If it’s just a puddle of water at 10:00 AM and again at 10:10 AM, it’s one object at two different times. Same with a chunk of ice at two times. What’s at issue is the phase change. Does common sense recognize the identity of the water and the ice in a way that authorizes asserting that they are the same object? I suspect not, but haven’t really thought about it.
And then we have the problem of the caterpillar and the butterfly, or the acorn and the oak.
TWO: 2a. For one thing, one’s a physical object (the ice), the other’s a mental object (memory of ice). 2b. No, they’re not the same objects. 2c. Yes, your memory is an object.
THREE: It’s not entirely clear to me that any of these are metaphysical questions rather than mathematical questions. 3a. On the relationship between 3 and 4, are you considering them as cardinals or ordinals? 3b. Are you asking about 4 as a cardinal, an ordinal, or perhaps just as sign? 3c. You tell me about your square. Do you want a Euclidean answer or a topographical answer, for example. But in any event, that seems like a mathematical question, not a metaphysical one. 3d. As for that pesky Russellian set, that’s the same as the barber who doesn’t shave himself. It’s not clear to me that this is a metaphysical question. Seems to me it’s a garden variety paradox from the early 20th century.

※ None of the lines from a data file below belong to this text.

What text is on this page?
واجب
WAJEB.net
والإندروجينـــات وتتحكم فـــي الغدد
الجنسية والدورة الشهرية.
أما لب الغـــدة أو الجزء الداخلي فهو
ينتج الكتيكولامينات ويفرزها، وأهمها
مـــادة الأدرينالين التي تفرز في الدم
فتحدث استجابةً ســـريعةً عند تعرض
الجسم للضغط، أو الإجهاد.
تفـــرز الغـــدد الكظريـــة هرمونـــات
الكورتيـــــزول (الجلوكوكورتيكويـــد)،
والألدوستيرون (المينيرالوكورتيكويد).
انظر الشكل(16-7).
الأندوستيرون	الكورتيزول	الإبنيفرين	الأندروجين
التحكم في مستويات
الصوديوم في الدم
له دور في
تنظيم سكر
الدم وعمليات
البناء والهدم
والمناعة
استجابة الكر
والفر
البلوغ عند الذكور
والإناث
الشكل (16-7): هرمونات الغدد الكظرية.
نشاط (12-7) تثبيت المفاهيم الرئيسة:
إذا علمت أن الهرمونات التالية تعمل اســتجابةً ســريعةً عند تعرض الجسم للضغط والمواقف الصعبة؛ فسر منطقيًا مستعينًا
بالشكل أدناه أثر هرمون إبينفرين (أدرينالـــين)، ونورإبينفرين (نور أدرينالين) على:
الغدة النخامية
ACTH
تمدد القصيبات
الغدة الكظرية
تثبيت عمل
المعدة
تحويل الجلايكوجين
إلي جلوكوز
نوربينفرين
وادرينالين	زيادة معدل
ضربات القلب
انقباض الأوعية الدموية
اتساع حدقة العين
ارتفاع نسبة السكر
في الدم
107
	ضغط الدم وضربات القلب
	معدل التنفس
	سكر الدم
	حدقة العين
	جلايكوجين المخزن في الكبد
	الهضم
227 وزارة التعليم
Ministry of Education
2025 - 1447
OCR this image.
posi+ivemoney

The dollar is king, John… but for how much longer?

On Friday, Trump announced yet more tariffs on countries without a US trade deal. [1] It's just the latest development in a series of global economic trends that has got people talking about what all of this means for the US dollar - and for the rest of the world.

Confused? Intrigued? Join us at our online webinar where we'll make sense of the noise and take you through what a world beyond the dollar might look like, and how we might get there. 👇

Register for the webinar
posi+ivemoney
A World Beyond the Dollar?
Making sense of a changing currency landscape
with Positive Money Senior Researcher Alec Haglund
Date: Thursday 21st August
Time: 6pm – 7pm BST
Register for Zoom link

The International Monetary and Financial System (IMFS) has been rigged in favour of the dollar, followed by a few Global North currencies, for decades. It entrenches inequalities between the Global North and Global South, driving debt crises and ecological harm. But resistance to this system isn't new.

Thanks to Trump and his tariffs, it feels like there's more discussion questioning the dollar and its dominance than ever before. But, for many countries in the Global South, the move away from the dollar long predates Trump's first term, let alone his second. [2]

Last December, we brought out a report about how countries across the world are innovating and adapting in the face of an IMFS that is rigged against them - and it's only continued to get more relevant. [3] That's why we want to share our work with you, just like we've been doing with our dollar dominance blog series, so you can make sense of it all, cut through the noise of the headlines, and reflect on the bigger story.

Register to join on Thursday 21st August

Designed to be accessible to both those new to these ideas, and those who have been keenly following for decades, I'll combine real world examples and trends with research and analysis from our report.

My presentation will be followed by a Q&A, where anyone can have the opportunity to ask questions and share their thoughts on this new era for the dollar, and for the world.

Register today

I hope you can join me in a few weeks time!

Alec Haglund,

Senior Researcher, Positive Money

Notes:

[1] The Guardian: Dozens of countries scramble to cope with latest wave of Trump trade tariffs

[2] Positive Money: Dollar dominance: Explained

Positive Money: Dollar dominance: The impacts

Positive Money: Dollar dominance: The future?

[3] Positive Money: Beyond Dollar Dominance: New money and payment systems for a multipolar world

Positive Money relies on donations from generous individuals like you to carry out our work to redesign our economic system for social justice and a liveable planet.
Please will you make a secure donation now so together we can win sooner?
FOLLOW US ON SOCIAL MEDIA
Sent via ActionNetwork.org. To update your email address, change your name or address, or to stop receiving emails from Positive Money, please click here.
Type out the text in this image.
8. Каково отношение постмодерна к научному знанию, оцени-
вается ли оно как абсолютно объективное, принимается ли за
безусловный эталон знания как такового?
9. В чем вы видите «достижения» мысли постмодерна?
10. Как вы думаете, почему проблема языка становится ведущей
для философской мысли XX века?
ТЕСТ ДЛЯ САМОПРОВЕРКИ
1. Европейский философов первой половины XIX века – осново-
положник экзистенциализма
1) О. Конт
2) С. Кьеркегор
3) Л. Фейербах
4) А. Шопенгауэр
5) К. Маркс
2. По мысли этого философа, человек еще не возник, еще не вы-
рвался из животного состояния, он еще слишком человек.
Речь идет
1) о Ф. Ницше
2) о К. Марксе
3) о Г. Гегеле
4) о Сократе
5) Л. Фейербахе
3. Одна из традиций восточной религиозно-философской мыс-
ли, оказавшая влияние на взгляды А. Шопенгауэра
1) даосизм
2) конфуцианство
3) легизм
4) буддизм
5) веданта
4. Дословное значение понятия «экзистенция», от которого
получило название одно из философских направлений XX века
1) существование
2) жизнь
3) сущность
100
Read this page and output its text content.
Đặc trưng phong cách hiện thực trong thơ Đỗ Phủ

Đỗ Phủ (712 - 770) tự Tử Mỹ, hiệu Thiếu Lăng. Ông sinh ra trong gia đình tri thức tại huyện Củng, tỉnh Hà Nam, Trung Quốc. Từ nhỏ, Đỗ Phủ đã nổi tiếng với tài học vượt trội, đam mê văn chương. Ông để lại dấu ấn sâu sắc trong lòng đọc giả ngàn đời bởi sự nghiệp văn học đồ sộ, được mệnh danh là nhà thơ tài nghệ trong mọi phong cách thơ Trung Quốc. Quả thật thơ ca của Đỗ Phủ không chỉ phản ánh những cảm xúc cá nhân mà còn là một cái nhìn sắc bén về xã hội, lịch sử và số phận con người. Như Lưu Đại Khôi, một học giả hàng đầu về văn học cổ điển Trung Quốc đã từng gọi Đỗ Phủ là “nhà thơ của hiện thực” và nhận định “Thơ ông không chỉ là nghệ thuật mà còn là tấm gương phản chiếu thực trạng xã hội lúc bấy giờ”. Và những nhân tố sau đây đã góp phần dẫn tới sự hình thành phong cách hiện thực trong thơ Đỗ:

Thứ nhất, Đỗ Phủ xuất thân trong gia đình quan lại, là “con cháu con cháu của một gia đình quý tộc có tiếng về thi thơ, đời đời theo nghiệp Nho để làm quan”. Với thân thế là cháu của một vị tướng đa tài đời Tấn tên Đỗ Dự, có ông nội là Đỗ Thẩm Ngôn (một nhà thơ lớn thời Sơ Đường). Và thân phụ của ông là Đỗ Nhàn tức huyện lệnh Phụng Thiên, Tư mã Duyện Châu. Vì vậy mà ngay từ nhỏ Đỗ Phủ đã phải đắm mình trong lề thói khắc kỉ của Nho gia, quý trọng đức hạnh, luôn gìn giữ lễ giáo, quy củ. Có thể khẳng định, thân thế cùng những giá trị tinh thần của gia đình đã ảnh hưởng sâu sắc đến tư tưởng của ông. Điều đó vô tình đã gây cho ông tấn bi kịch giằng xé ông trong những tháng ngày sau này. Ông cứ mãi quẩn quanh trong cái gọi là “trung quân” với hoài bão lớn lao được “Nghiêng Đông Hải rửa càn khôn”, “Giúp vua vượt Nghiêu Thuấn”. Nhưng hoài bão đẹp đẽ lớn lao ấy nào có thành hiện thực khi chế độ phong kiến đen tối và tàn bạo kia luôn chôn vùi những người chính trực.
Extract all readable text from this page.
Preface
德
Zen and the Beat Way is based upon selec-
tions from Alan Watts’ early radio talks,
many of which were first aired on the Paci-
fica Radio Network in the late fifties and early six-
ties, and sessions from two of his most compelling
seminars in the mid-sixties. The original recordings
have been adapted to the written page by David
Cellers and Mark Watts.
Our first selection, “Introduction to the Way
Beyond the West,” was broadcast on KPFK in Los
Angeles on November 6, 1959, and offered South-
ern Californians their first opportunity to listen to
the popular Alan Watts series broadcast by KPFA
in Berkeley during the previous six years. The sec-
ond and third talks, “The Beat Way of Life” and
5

FOUR: How would it turn out that fire is not an object? From a philosophical point of view the fact that fire moves and flickers doesn’t mean it can’t be an object.
For what it’s worth, Harman on fire and cotton (The Quadruple Object, p. 44):
When fire burns cotton, it makes contact only with the flammability of this mateirla. Presumably fire does not interact at all with the cotton’s odor or color, which are relevant only to creatures equipped with the organs of sense. Though it is true that the fire can change or destroy those properties that lie outside its grasp, it does so indirectly: though the detour of some additional feature of the cotton that color, odor, and fire are all able to touch. The being of the cotton withdraws from the flames, even if it is consumed and destroyed.
FIVE: On five, whether or not objecthood is a property of non-human reality or a principle of human knowledge; it’s both. But that’s my answer, not necessarily Harman’s. The notion of object as an organizing principle of human knowledge needs further consideration (see the posts I’ve listed above concerning the Great Chain and ontological cognition). There is the notion of object as category inherent in the human, most likely mammalian if not vertebrate, nervous system. But then there are abstract extensions, e.g. the notion of a mathematical object.
SIX and SEVEN: These are nonsense questions and not worth much comment. Language allows you to form all sorts of propositions, but there’s no guarantee that well-formed propositions are either sensible or interesting. Those two questions are neither sensible or interesting and the world is under no obligation to provide situations to which such questions might plausibly refer.
ADDENDUM: Shadows as Objects
In December I posed the question of whether or not a shadow is a metaphysical object. It’s not autonomous for it depends on the source of light, the occlusion, and some projective surface. If any one of them is missing, then there is no shadow.
Nor do shadows seem to be productive in any interesting sense. They are not, as far as I can tell—though I’ve not thought much about it—sources of abundance. So, for the moment I conclude that shadows are not metaphysical objects. They are things that exist only in relationships among metaphysical objects. When we see a shadow, our perception adds another dimension to that relationship.